Voici quelques résultats, qui n'ont que valeur d'exemples de travail.


 

UN ESPION FUSILLÉ

Verdun, 7 mai 1916

Hier , un espion Allemand s'est fait arrêter dans une tranchée française. Il s'était fait passer, dans la première compagnie pour un cycliste vendant des journaux ; le capitaine ne s'était pas rendu compte de la supercherie, et il lui avait même offert un verre à boire. Cependant, lorsque le cycliste s'est présenté au capitaine de la troisième compagnie, son chemin a croisé celui d'un officier qui était au courant qu'un espion bavarois était recherché dans nos lignes. L'officier a donc voulu vérifier les dires du cycliste ,mais ce dernier a aussitô montré ses papiers et s'est rendu. L'espion est passé en conseil de guerre, et a été fusillé.

Chloè


 

Klaus von La Motte Fouqué rencontra la mort lors d'une action où il fit preuve du plus grand courage.

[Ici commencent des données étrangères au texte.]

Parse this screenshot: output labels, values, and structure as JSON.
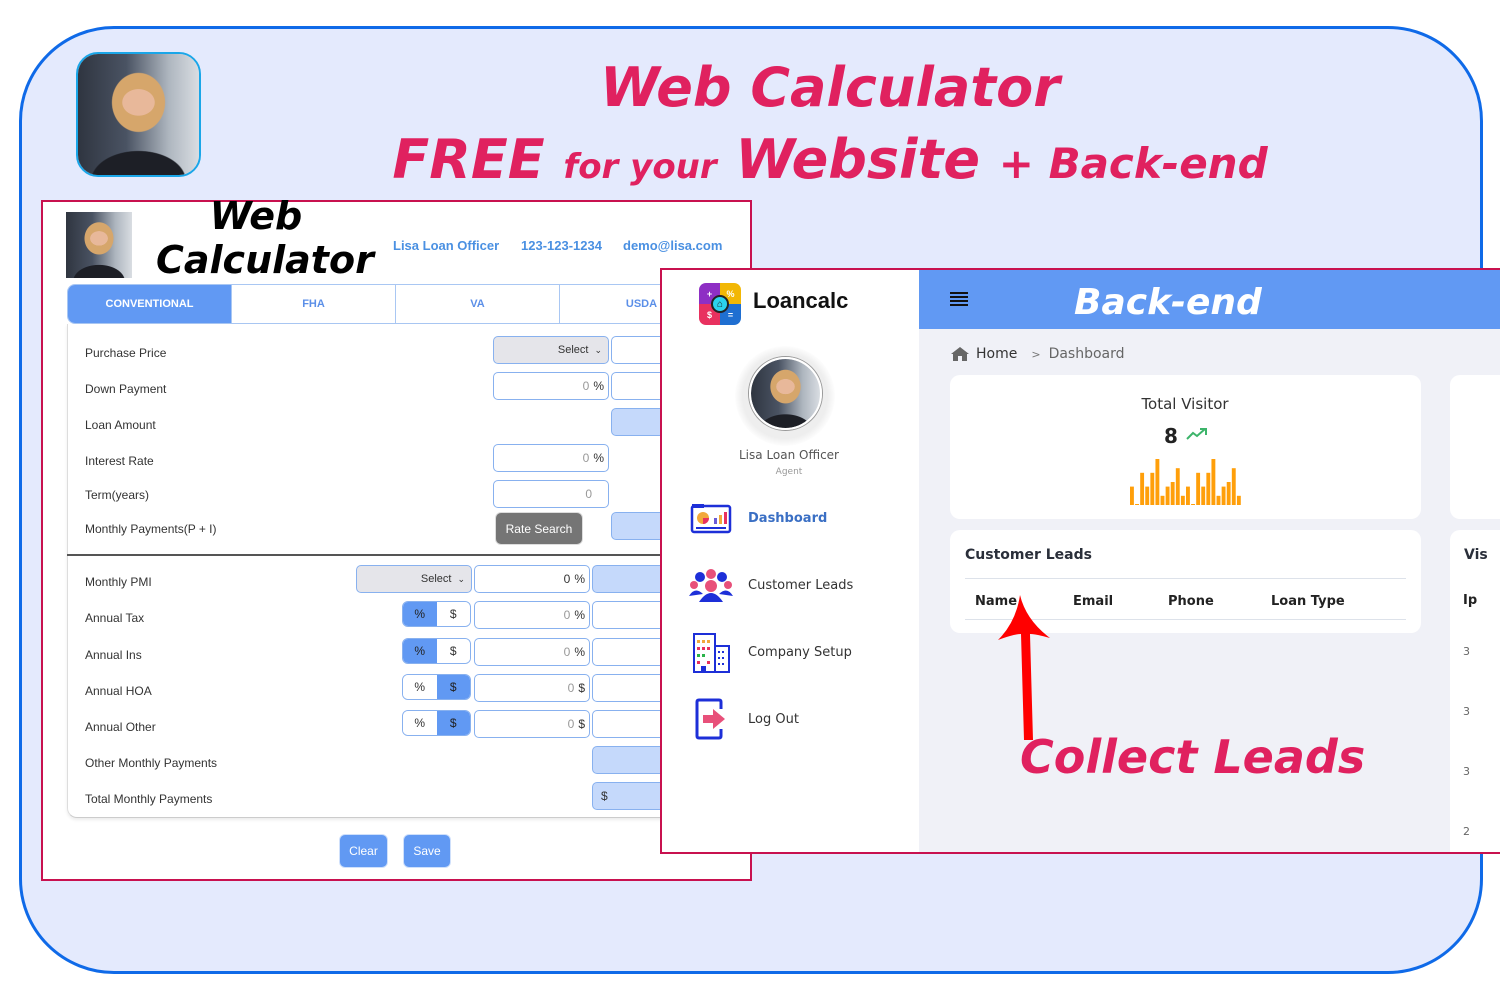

Sa mission était très délicate : espionner la tranchée adverse en se faisant passer pour un vendeur de journaux à vélo. En se faisant passer pour le cycliste d'une autre compagnie, en théorie, il n'y avait pas de problèmes. Demandant au capitaine de la première compagnie qu'il rencontra, s'il était autorisé à finir son stock de journaux chez lui, il put obtenir des renseignements sur d'éventuelles attaques. Malheureusement il se trouvait dans la tranchée un officier supérieur qui, sachant que depuis quinze jours on recherchait un espion bavarois. Ce dernier voulut donc contacter ses supérieurs, mais Klaus se dénonça immédiatement comme étant un espion. Quelques jours plus tard, il fut jugé, puis condamné à être fusillé. Lors du procès, Klaus garda loyalement son sans froid sans faire d'esclandre. Refusant de se laisser bander les yeux lors de son exécution, il les garda fièrement ouverts jusqu'à la fin. Son corps fut rendu à sa famille en Allemagne.